A novel approach to minimize the false negative COVID-19 diagnosis by inclusion of specific cell markers and multiple sample collection

The SARS-CoV-2 pandemic has caused unpredictable mortality and economic losses globally. With no approved drug for the treatment, the accurate diagnosis of COVID-19 becomes essential. RNA based test takes several hours and require extensive human intervention for RNA extraction and RT-PCR, but it is preferred over the antibody-based detection as the latter does not detect the early stage infections. The RT-PCR being a gold standard of COVID-19 diagnosis offers highly standardized detection of the SARS-CoV-2 RNA, still vulnerable for false-negative diagnosis due to absence of infected cells in the sample or inaccurate RNA extraction. Hence there is a need to develop alternative protocols and methods for the accurate COVID-19 diagnosis. Here we propose two additional steps in RT-PCR based COVID-19 diagnosis to minimize false-negative detection. The first step involves collection of four samples from an individual.
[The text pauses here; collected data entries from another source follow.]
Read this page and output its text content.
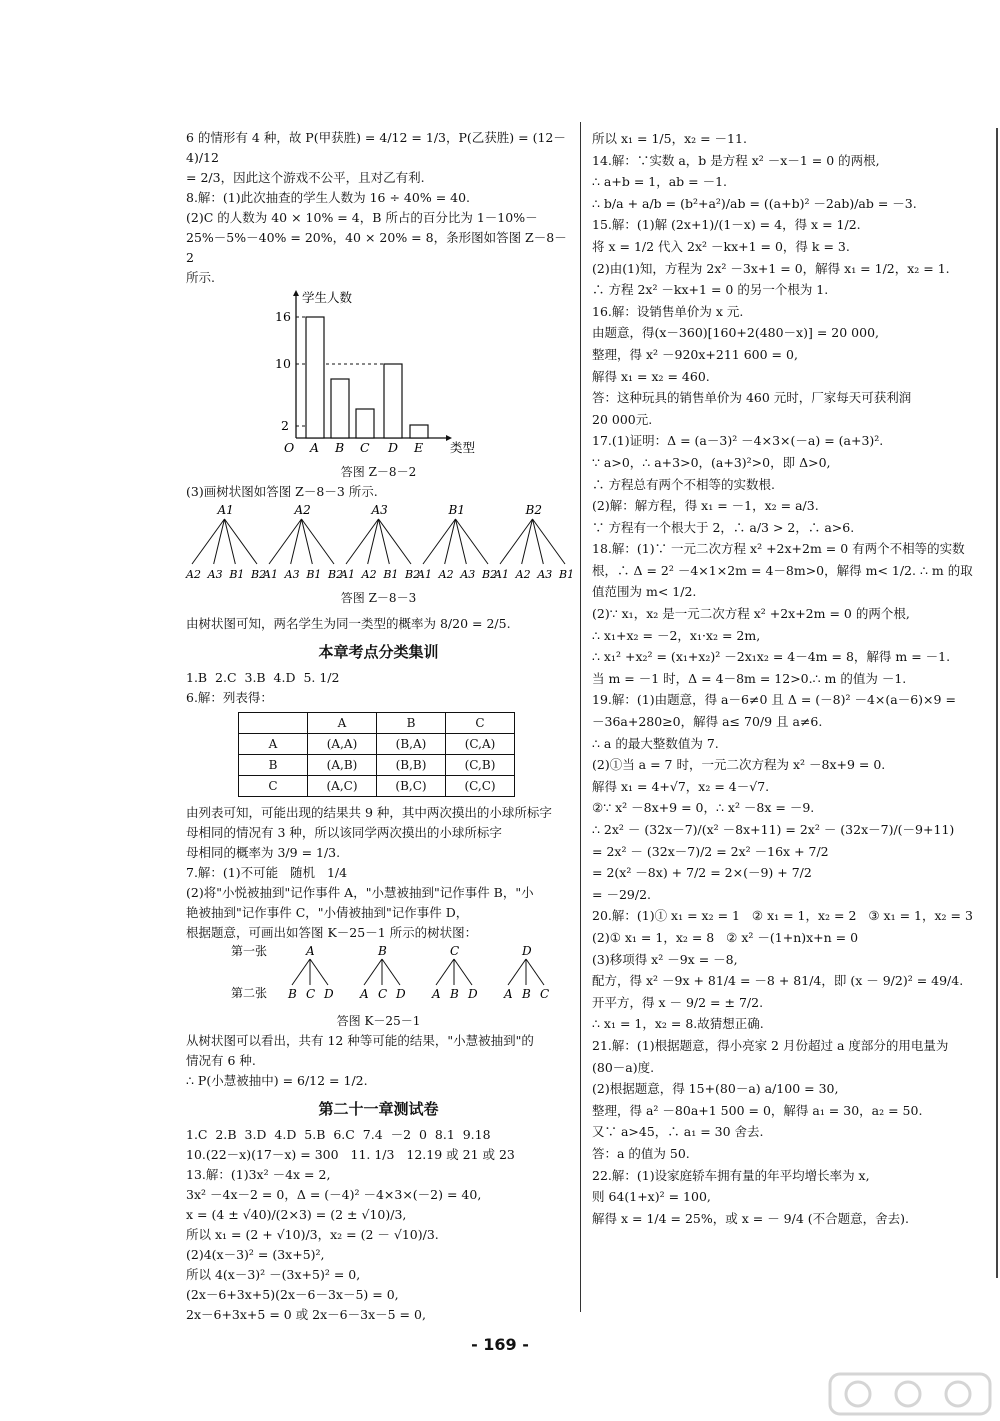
6 的情形有 4 种，故 P(甲获胜) = 4/12 = 1/3，P(乙获胜) = (12－4)/12
= 2/3，因此这个游戏不公平，且对乙有利.
8.解：(1)此次抽查的学生人数为 16 ÷ 40% = 40.
(2)C 的人数为 40 × 10% = 4，B 所占的百分比为 1－10%－
25%－5%－40% = 20%，40 × 20% = 8，条形图如答图 Z－8－2
所示.
学生人数
类型
O
2
10
16
A B C D E
答图 Z－8－2
(3)画树状图如答图 Z－8－3 所示.
A1
A2 A3 B1 B2
A2
A1 A3 B1 B2
A3
A1 A2 B1 B2
B1
A1 A2 A3 B2
B2
A1 A2 A3 B1
答图 Z－8－3
由树状图可知，两名学生为同一类型的概率为 8/20 = 2/5.
本章考点分类集训
1.B  2.C  3.B  4.D  5. 1/2
6.解：列表得：
	A	B	C
A	(A,A)	(B,A)	(C,A)
B	(A,B)	(B,B)	(C,B)
C	(A,C)	(B,C)	(C,C)
由列表可知，可能出现的结果共 9 种，其中两次摸出的小球所标字
母相同的情况有 3 种，所以该同学两次摸出的小球所标字
母相同的概率为 3/9 = 1/3.
7.解：(1)不可能   随机   1/4
(2)将"小悦被抽到"记作事件 A，"小慧被抽到"记作事件 B，"小
艳被抽到"记作事件 C，"小倩被抽到"记作事件 D，
根据题意，可画出如答图 K－25－1 所示的树状图：
第一张
第二张
A
B C D
B
A C D
C
A B D
D
A B C
答图 K－25－1
从树状图可以看出，共有 12 种等可能的结果，"小慧被抽到"的
情况有 6 种.
∴ P(小慧被抽中) = 6/12 = 1/2.
第二十一章测试卷
1.C  2.B  3.D  4.D  5.B  6.C  7.4  －2  0  8.1  9.18
10.(22－x)(17－x) = 300   11. 1/3   12.19 或 21 或 23
13.解：(1)3x² －4x = 2,
3x² －4x－2 = 0，Δ = (－4)² －4×3×(－2) = 40,
x = (4 ± √40)/(2×3) = (2 ± √10)/3,
所以 x₁ = (2 + √10)/3，x₂ = (2 － √10)/3.
(2)4(x－3)² = (3x+5)²,
所以 4(x－3)² －(3x+5)² = 0,
(2x－6+3x+5)(2x－6－3x－5) = 0,
2x－6+3x+5 = 0 或 2x－6－3x－5 = 0,
所以 x₁ = 1/5，x₂ = －11.
14.解：∵实数 a，b 是方程 x² －x－1 = 0 的两根,
∴ a+b = 1，ab = －1.
∴ b/a + a/b = (b²+a²)/ab = ((a+b)² －2ab)/ab = －3.
15.解：(1)解 (2x+1)/(1－x) = 4，得 x = 1/2.
将 x = 1/2 代入 2x² －kx+1 = 0，得 k = 3.
(2)由(1)知，方程为 2x² －3x+1 = 0，解得 x₁ = 1/2，x₂ = 1.
∴ 方程 2x² －kx+1 = 0 的另一个根为 1.
16.解：设销售单价为 x 元.
由题意，得(x－360)[160+2(480－x)] = 20 000,
整理，得 x² －920x+211 600 = 0,
解得 x₁ = x₂ = 460.
答：这种玩具的销售单价为 460 元时，厂家每天可获利润
20 000元.
17.(1)证明：Δ = (a－3)² －4×3×(－a) = (a+3)².
∵ a>0，∴ a+3>0，(a+3)²>0，即 Δ>0,
∴ 方程总有两个不相等的实数根.
(2)解：解方程，得 x₁ = －1，x₂ = a/3.
∵ 方程有一个根大于 2，∴ a/3 > 2，∴ a>6.
18.解：(1)∵ 一元二次方程 x² +2x+2m = 0 有两个不相等的实数
根，∴ Δ = 2² －4×1×2m = 4－8m>0，解得 m< 1/2. ∴ m 的取
值范围为 m< 1/2.
(2)∵ x₁，x₂ 是一元二次方程 x² +2x+2m = 0 的两个根,
∴ x₁+x₂ = －2，x₁·x₂ = 2m,
∴ x₁² +x₂² = (x₁+x₂)² －2x₁x₂ = 4－4m = 8，解得 m = －1.
当 m = －1 时，Δ = 4－8m = 12>0.∴ m 的值为 －1.
19.解：(1)由题意，得 a－6≠0 且 Δ = (－8)² －4×(a－6)×9 =
－36a+280≥0，解得 a≤ 70/9 且 a≠6.
∴ a 的最大整数值为 7.
(2)①当 a = 7 时，一元二次方程为 x² －8x+9 = 0.
解得 x₁ = 4+√7，x₂ = 4－√7.
②∵ x² －8x+9 = 0，∴ x² －8x = －9.
∴ 2x² － (32x－7)/(x² －8x+11) = 2x² － (32x－7)/(－9+11)
= 2x² － (32x－7)/2 = 2x² －16x + 7/2
= 2(x² －8x) + 7/2 = 2×(－9) + 7/2
= －29/2.
20.解：(1)① x₁ = x₂ = 1   ② x₁ = 1，x₂ = 2   ③ x₁ = 1，x₂ = 3
(2)① x₁ = 1，x₂ = 8   ② x² －(1+n)x+n = 0
(3)移项得 x² －9x = －8,
配方，得 x² －9x + 81/4 = －8 + 81/4，即 (x － 9/2)² = 49/4.
开平方，得 x － 9/2 = ± 7/2.
∴ x₁ = 1，x₂ = 8.故猜想正确.
21.解：(1)根据题意，得小亮家 2 月份超过 a 度部分的用电量为
(80－a)度.
(2)根据题意，得 15+(80－a) a/100 = 30,
整理，得 a² －80a+1 500 = 0，解得 a₁ = 30，a₂ = 50.
又∵ a>45，∴ a₁ = 30 舍去.
答：a 的值为 50.
22.解：(1)设家庭轿车拥有量的年平均增长率为 x,
则 64(1+x)² = 100,
解得 x = 1/4 = 25%，或 x = － 9/4 (不合题意，舍去).
- 169 -
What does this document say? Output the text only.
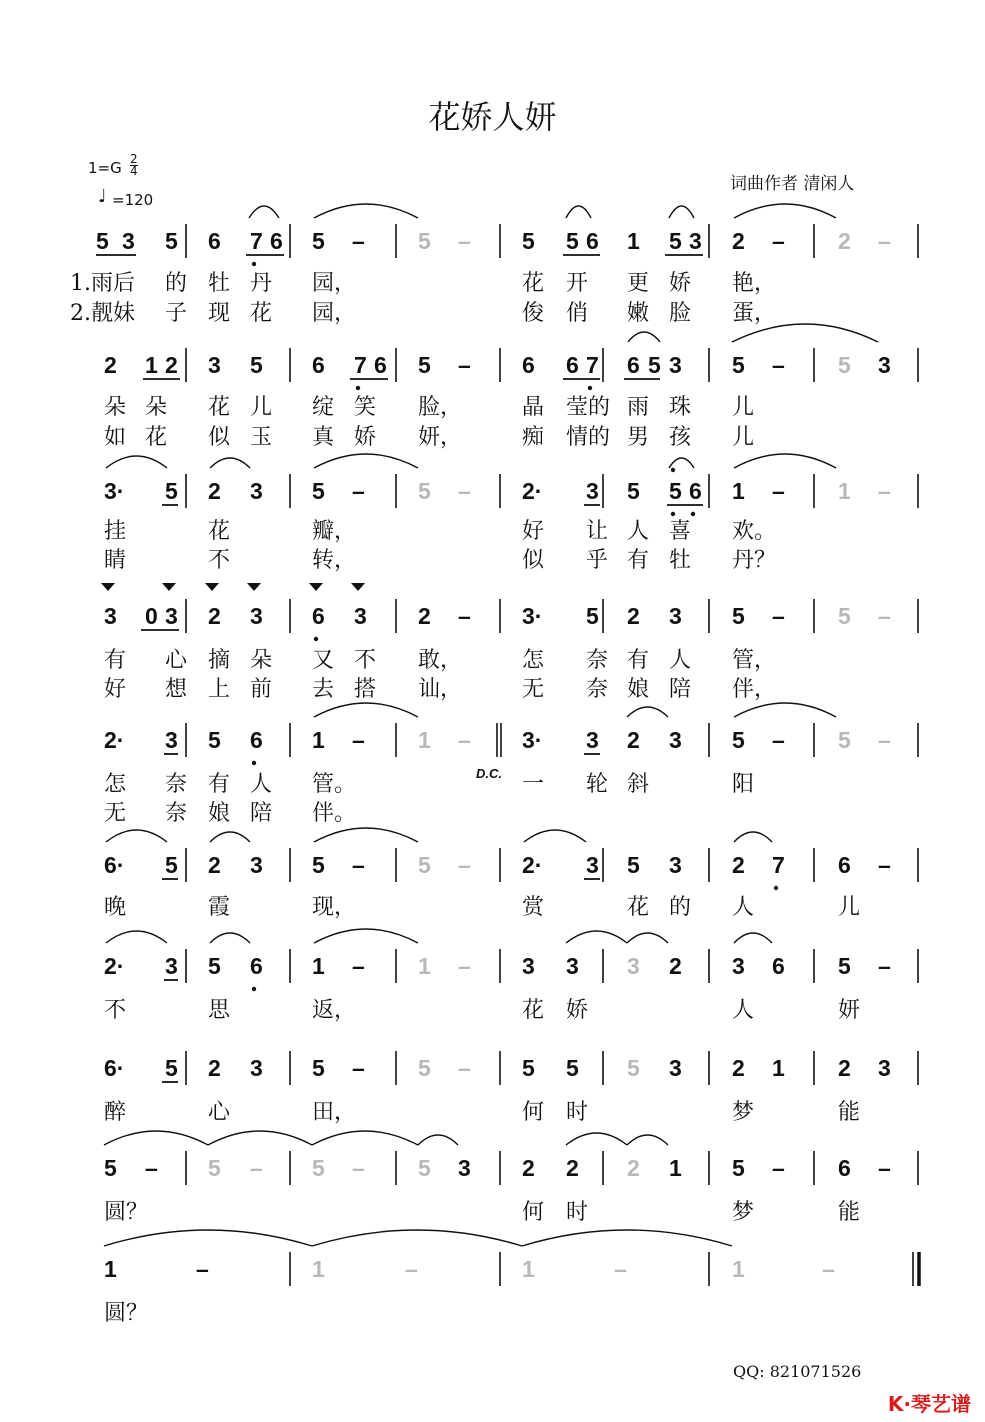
花娇人妍
$1=G \frac{2}{4}$
♩ =120
词曲作者 清闲人
D.C.
QQ: 821071526
K·琴艺谱
5 3 5 6 7 6 5 – 5 – 5 5 6 1 5 3 2 – 2 –
1.雨后 的 牡 丹 园，	花 开 更 娇 艳，
2.靓妹 子 现 花 园，	俊 俏 嫩 脸 蛋，
2 1 2 3 5 6 7 6 5 – 6 6 7 6 5 3 5 – 5 3
朵 朵 花 儿 绽 笑 脸，	晶 莹的 雨 珠 儿
如 花 似 玉 真 娇 妍，	痴 情的 男 孩 儿
3· 5 2 3 5 – 5 – 2· 3 5 5 6 1 – 1 –
挂	花	瓣，	好 让 人 喜 欢。
睛	不	转，	似 乎 有 牡 丹？
3 0 3 2 3 6 3 2 – 3· 5 2 3 5 – 5 –
有 心 摘 朵 又 不 敢，	怎 奈 有 人 管，
好 想 上 前 去 搭 讪，	无 奈 娘 陪 伴，
2· 3 5 6 1 – 1 – 3· 3 2 3 5 – 5 –
怎 奈 有 人 管。	一 轮 斜	阳
无 奈 娘 陪 伴。
6· 5 2 3 5 – 5 – 2· 3 5 3 2 7 6 –
晚	霞	现，	赏	花 的 人	儿
2· 3 5 6 1 – 1 – 3 3 3 2 3 6 5 –
不	思	返，	花 娇	人	妍
6· 5 2 3 5 – 5 – 5 5 5 3 2 1 2 3
醉	心	田，	何 时	梦	能
5 – 5 – 5 – 5 3 2 2 2 1 5 – 6 –
圆？	何 时	梦	能
1	–	1	–	1	–	1	–
圆？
Each sample should be collected from nasopharyngeal and oropharyngeal regions on day 01, mixed together followed by RNA extraction and then repeating the same exercise on day 03. The RNA extracted on day 01 and day 03 must be pooled together to be used in the RT-PCR. Second, we propose the inclusion of the control marker genes specific to nasal goblet cell, type-II pneumocyte and absorptive enterocytes to ensure the specificity of the RNA source. Overall, these additional steps in the proposed method would increase the chances of SARS-CoV-2 detection in the infected population and would limit the false-negative diagnosis of COVID-19 and hence the spread of this disease. • RT-PCR based COVID-19 diagnosis is vulnerable to the false-negative results due to inaccurate sample isolation or RNA extraction. • RNA pool of multiple samples from an individual improves the chances of detection of SARS-CoV-2 by RT-PCR. • Inclusion of specific marker genes would ensure the right RNA source from the desired cell.